A Beatles fan has turned George Harrison’s childhood home into an Airbnb and “living museum”.Ken Lambert bought the property at 25 Upton Green in the suburb of Speke, Liverpool last November for around £171,000. According to the listing, Harrison lived at the three-bedroom house between 1949 and 1962.
The house was also used as a practice space for The Beatles, then known as The Quarrymen.
But now the property has become “a living museum by letting people stay overnight” with the new landlord confirming that a weekly tour group also stops by and spends about half an hour in the home drinking tea and playing music.(NME)
Meanwhile Sir Paul McCartney and his brother Mike are opening the doors of their childhood home to undiscovered musicians to write, perform and gain inspiration.
20 Forthlin Road in Liverpool is where Sir Paul and John Lennon wrote hits such as I Saw Her Standing There and When I'm 64.
Visiting the Beatles' Childhood Homes: what you need to know
The house which is now owned by the National Trust will be home to The Forthlin Sessions, where artists picked by Mike McCartney and local partners will have the opportunity to write music and play in the exact same spot as the Fab Four. (Skynews)
Sir Paul's younger brother Mike McCartney, who will help to choose the selected musicians, said: "I hope some of the magic rubs off on them."
The National Trust took over the property 30 years ago and used pictures taken by photographer Mike to return it to exactly the way it looked when The Beatles' star grew up there, complete with mismatched wallpaper and patched carpet.
Mike McCartney said: "I was 12 when my mum died and my dad had to bring up two boys so the house was in a sorry state.
"If you had a bath you were joined by the ceiling, because all the paint would flake down.

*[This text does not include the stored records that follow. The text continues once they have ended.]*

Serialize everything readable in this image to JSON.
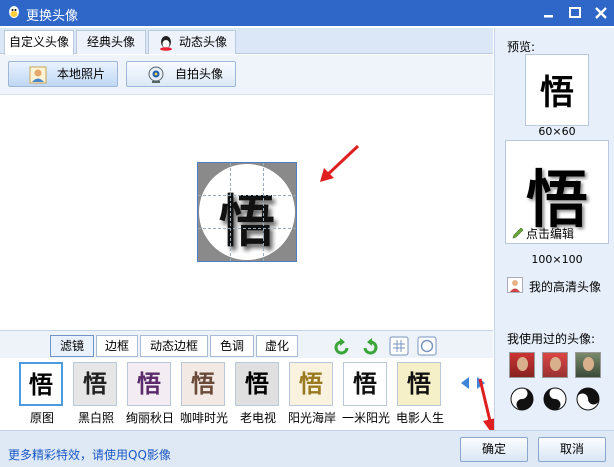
{
  "window": {
    "title": "更换头像"
  },
  "tabs": [
    "自定义头像",
    "经典头像",
    "动态头像"
  ],
  "toolbar": {
    "local_photo": "本地照片",
    "selfie": "自拍头像"
  },
  "crop": {
    "glyph": "悟"
  },
  "filter_tabs": [
    "滤镜",
    "边框",
    "动态边框",
    "色调",
    "虚化"
  ],
  "filters": [
    {
      "name": "原图",
      "bg": "#ffffff",
      "fg": "#000000"
    },
    {
      "name": "黑白照",
      "bg": "#e6e6e6",
      "fg": "#222222"
    },
    {
      "name": "绚丽秋日",
      "bg": "#f3ecf3",
      "fg": "#5a2a6a"
    },
    {
      "name": "咖啡时光",
      "bg": "#f2e9e4",
      "fg": "#6b4a3a"
    },
    {
      "name": "老电视",
      "bg": "#e0e0e0",
      "fg": "#000000"
    },
    {
      "name": "阳光海岸",
      "bg": "#f9f2df",
      "fg": "#9a7a20"
    },
    {
      "name": "一米阳光",
      "bg": "#ffffff",
      "fg": "#111111"
    },
    {
      "name": "电影人生",
      "bg": "#f5f0c8",
      "fg": "#111111"
    }
  ],
  "preview": {
    "title": "预览:",
    "glyph": "悟",
    "size_small": "60×60",
    "size_large": "100×100",
    "edit_label": "点击编辑",
    "hd_label": "我的高清头像",
    "used_title": "我使用过的头像:"
  },
  "bottom": {
    "more_link": "更多精彩特效，请使用QQ影像",
    "ok": "确定",
    "cancel": "取消"
  },
  "colors": {
    "titlebar": "#2f67c9",
    "accent": "#4a9be0",
    "arrow": "#e02020"
  }
}
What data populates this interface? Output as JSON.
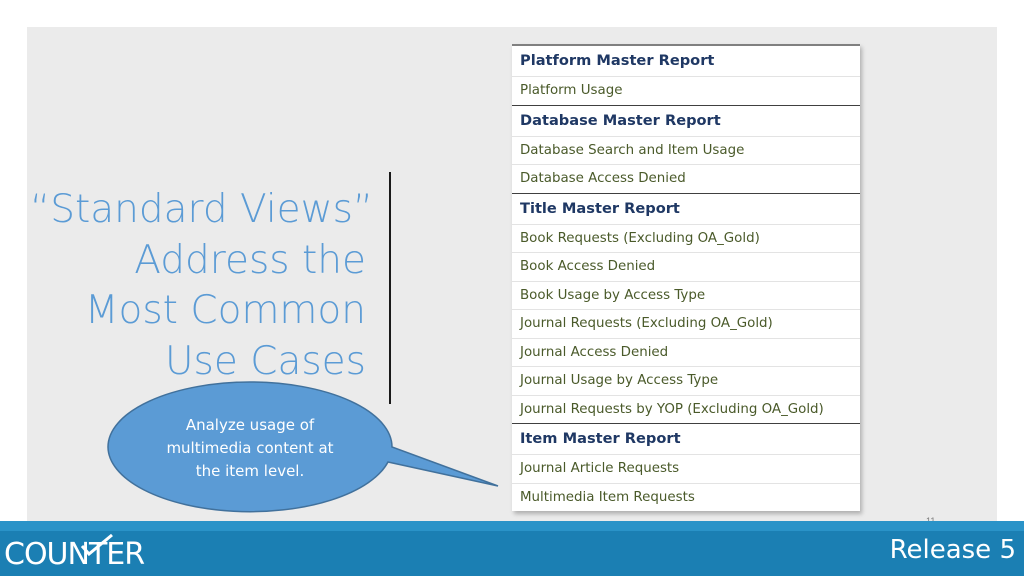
{
  "title_lines": [
    "“Standard Views”",
    "Address the",
    "Most Common",
    "Use Cases"
  ],
  "callout": {
    "lines": [
      "Analyze usage of",
      "multimedia content at",
      "the item level."
    ]
  },
  "table": {
    "sections": [
      {
        "header": "Platform Master Report",
        "rows": [
          "Platform Usage"
        ]
      },
      {
        "header": "Database Master Report",
        "rows": [
          "Database Search and Item Usage",
          "Database Access Denied"
        ]
      },
      {
        "header": "Title Master Report",
        "rows": [
          "Book Requests (Excluding OA_Gold)",
          "Book Access Denied",
          "Book Usage by Access Type",
          "Journal Requests (Excluding OA_Gold)",
          "Journal Access Denied",
          "Journal Usage by Access Type",
          "Journal Requests by YOP (Excluding OA_Gold)"
        ]
      },
      {
        "header": "Item Master Report",
        "rows": [
          "Journal Article Requests",
          "Multimedia Item Requests"
        ]
      }
    ]
  },
  "footer": {
    "brand": "COUNTER",
    "release": "Release 5",
    "page_number": "11"
  },
  "colors": {
    "title": "#5b9bd5",
    "table_header": "#1f3864",
    "table_row": "#4a5a2a",
    "callout_fill": "#5b9bd5",
    "footer": "#1b7fb3"
  }
}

"The armchair springs stuck out and ripped our clothes to shreds." (ITV com)
Mike describes the house as proof that "from nothing, you can create something special".
He said: "I'm proud of my family and the outcome of that house for all of us.
"If that can be shared with anybody, particularly young people, particularly if they have got nothing and they come there and see they can do something from nothing like we did, then I will be even prouder."
Despite the decor, Mike described the family's former home as a "special house", where their father gave the boys instruments because he saw music as a way out of poverty.
Mike, who went on to perform in The Scaffold, was given a drum kit, which came "off the back of a lorry", and a banjo while Sir Paul was given a guitar and began inviting his friend, Lennon, round to create music.
Mike said: "You could hear them crafting the songs. I would be in another room and would hear them composing.
"Our kid would play music all round the house, including in the bathroom."